Anthea Hamilton Valerie Sadoun

Anthea Hamilton, the artist who exhibited a giant sculpture of a pair of buttocks in the 2016 Turner Prize show, is to create a work for Tate Britain’s Duveen Galleries next year. She is the first black woman to be awarded the commission, which for six months fills the most prominent part of Tate Britain with a single installation.

Details of the work by the London-born sculptor are still under wraps, but a statement from the Tate says the immersive installation “will combine sculpture and performance”. Other performance works to have been created for the neo-classical Duveen Galleries include Martin Creed’s Work No. 850 (2008), which saw a runner sprinting the length of the space every 30 seconds.

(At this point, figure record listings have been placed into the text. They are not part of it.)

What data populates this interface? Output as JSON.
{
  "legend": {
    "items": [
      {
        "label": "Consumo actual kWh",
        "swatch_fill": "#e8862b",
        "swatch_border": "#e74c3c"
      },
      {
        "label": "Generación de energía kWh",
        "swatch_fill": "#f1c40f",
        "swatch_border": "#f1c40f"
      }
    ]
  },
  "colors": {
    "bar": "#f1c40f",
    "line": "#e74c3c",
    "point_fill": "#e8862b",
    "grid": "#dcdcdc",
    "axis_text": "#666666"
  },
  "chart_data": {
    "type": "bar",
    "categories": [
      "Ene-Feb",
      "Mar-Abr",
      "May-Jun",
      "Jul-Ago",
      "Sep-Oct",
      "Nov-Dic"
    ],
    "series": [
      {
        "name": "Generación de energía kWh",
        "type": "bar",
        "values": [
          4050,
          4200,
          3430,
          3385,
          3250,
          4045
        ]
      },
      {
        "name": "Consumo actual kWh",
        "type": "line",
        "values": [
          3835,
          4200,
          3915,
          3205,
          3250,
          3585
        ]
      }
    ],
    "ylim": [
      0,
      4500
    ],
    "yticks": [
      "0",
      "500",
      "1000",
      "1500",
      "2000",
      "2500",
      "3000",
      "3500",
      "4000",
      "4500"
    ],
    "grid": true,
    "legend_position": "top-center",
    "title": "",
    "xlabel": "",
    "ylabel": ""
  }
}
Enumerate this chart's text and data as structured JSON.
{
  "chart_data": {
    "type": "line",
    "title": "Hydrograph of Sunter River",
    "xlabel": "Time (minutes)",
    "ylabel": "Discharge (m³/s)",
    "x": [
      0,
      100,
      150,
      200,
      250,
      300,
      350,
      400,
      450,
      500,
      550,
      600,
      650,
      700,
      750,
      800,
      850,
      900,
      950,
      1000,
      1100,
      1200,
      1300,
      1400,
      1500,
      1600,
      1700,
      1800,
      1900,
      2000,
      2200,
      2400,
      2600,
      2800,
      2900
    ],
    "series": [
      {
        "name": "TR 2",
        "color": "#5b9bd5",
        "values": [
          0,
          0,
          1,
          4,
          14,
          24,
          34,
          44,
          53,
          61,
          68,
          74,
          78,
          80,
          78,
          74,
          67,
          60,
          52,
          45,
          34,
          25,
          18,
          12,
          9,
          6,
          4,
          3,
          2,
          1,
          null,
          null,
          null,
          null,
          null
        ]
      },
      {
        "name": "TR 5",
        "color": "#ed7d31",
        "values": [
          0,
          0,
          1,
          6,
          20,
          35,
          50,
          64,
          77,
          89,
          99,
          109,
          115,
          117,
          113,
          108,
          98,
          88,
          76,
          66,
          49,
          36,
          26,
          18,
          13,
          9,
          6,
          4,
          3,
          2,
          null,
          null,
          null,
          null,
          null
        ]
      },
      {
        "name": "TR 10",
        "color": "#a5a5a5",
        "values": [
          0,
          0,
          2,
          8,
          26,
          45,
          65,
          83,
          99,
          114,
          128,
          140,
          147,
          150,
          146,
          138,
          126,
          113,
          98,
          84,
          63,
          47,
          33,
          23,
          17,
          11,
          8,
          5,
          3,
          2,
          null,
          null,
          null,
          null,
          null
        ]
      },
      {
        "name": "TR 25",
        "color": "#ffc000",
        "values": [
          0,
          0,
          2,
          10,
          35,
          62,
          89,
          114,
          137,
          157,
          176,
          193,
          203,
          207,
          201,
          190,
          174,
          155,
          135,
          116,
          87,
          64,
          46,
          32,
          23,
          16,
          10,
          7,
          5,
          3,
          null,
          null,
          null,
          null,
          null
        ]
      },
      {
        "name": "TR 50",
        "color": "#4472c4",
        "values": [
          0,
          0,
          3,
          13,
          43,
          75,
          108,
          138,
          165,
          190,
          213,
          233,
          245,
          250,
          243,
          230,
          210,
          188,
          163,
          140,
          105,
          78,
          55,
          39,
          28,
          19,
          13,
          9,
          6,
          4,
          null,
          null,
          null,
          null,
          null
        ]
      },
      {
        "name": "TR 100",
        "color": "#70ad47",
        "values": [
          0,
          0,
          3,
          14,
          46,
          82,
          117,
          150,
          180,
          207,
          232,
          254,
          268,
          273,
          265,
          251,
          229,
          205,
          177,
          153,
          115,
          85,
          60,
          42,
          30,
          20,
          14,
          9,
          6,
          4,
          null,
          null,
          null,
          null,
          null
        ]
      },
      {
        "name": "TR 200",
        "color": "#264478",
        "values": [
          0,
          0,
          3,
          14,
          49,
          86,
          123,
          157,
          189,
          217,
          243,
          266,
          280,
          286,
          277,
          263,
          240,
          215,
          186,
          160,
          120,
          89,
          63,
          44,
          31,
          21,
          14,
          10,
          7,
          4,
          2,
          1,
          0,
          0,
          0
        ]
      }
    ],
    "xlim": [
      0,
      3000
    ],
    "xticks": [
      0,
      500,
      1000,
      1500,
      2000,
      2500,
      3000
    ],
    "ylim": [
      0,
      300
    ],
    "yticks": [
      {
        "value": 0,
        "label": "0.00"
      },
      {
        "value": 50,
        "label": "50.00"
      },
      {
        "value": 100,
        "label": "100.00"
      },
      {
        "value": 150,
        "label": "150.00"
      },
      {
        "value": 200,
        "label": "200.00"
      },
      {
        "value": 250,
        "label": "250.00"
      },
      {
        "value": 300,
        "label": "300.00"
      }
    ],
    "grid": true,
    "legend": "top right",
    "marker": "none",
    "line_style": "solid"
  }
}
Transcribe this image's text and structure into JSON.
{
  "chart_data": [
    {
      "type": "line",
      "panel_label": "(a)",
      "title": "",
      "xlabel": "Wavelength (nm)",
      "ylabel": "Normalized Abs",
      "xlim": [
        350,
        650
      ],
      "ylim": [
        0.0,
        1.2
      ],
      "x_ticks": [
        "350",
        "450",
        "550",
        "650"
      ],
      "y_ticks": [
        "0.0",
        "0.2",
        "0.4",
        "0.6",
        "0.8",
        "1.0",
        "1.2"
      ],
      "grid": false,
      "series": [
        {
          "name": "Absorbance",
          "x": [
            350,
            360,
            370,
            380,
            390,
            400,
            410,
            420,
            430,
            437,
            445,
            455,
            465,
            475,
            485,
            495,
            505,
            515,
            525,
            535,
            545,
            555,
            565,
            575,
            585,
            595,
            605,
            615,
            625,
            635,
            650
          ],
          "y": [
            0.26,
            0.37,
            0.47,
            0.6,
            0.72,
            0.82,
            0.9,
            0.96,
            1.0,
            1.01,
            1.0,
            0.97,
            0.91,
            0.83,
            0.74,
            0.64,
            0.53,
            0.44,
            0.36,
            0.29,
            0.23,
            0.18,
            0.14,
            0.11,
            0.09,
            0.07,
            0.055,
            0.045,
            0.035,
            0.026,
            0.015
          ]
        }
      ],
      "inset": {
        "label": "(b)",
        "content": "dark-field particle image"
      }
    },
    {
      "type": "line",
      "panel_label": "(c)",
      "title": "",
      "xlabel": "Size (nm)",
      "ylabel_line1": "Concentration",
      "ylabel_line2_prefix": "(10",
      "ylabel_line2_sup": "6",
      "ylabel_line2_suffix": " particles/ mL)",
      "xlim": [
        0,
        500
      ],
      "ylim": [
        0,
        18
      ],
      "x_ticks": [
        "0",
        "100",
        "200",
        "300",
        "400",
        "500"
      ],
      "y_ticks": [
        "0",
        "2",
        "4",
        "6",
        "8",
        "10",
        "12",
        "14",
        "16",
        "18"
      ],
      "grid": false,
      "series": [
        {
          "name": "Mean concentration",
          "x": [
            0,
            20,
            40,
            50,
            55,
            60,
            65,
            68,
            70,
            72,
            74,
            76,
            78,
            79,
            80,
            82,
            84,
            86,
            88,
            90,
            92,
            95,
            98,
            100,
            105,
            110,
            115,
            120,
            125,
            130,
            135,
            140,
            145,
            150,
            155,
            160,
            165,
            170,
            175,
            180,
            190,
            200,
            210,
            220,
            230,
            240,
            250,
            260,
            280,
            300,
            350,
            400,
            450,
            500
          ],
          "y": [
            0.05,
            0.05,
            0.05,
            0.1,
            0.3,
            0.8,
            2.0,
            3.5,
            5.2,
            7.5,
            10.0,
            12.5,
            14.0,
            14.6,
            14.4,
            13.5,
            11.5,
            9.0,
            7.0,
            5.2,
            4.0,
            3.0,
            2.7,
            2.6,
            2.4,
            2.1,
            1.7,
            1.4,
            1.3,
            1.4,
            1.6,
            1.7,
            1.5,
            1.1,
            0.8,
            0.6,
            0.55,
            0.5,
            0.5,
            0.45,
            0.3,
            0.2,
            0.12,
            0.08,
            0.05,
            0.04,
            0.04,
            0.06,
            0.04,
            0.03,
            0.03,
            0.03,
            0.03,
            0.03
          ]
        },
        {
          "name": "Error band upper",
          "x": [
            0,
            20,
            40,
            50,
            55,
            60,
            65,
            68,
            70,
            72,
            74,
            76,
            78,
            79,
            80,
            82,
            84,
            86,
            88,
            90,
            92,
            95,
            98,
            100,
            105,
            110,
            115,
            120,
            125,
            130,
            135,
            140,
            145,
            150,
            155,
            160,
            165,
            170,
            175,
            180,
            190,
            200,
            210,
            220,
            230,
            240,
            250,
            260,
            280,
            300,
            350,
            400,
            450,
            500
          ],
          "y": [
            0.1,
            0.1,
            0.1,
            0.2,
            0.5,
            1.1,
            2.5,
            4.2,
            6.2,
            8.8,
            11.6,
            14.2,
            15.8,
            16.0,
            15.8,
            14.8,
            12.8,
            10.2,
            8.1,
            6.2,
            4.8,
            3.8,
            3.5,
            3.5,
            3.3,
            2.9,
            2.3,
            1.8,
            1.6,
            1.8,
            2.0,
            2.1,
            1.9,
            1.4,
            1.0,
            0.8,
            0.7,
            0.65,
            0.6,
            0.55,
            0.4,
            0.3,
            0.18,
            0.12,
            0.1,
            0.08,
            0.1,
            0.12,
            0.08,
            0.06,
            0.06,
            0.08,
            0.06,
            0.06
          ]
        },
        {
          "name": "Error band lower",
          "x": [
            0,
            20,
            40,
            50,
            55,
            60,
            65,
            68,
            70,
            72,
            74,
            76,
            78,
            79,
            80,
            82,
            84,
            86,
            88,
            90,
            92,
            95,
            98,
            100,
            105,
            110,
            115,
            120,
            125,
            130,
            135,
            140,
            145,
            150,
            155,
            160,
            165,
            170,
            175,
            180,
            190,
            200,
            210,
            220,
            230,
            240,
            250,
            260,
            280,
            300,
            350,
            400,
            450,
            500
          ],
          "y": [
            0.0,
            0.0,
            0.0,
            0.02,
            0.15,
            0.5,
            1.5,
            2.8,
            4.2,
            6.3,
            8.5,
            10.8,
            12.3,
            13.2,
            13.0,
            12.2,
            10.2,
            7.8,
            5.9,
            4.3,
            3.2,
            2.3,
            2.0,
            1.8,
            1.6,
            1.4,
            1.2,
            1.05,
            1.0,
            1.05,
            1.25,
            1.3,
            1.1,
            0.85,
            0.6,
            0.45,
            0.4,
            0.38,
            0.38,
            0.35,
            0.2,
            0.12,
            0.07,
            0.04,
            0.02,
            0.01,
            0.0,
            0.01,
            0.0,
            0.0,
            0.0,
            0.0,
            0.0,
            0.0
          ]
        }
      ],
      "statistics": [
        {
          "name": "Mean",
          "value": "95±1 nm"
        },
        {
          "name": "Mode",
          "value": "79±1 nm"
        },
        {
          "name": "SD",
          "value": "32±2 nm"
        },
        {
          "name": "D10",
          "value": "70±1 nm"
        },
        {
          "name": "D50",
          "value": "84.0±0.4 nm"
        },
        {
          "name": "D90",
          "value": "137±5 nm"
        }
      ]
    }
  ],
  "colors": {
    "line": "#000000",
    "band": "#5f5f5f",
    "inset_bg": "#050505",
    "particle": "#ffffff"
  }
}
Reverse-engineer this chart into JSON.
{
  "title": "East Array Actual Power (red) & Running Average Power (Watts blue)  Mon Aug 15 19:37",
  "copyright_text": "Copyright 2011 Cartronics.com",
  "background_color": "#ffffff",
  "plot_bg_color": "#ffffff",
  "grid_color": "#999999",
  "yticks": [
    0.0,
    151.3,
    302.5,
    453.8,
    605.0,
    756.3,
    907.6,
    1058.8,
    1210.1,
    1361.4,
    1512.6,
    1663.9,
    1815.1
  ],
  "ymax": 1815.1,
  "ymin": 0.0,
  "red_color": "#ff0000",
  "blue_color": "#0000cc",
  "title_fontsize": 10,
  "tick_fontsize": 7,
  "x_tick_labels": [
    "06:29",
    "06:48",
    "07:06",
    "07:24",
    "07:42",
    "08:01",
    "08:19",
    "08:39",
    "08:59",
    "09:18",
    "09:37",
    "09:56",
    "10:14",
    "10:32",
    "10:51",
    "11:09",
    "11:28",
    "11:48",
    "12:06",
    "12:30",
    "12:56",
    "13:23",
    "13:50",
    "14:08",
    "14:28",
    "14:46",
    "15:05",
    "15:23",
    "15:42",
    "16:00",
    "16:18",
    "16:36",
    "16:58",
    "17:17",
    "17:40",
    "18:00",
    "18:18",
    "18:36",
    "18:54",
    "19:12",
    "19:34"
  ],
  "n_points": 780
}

The commissions regularly prove a talking point, as do Hamilton’s monumental, often humorous sculptures. Her Project for a Door (After Gaetano Pesce), a large backside inspired by a photograph of a model by the Italian designer Gaetano Pesce, was originally intended as a doorway into a New York apartment block. The work was first realised at the SculptureCenter in New York, which led to her nomination for the Turner Prize in 2016.

Alex Farquharson, the director of Tate Britain, says Hamilton has made a “unique contribution to British and international art with her visually playful and thoughtful works”. He adds: “She creates unforgettable experiences that both provoke and delight, and I am excited to see how she will transform this unique space next year.”

The Duveens Commission has been made an annual event with the financial support of Sotheby's. Hamilton’s installation will be unveiled on 21 March at the galleries in Millbank, London, and displayed until 7 October 2018.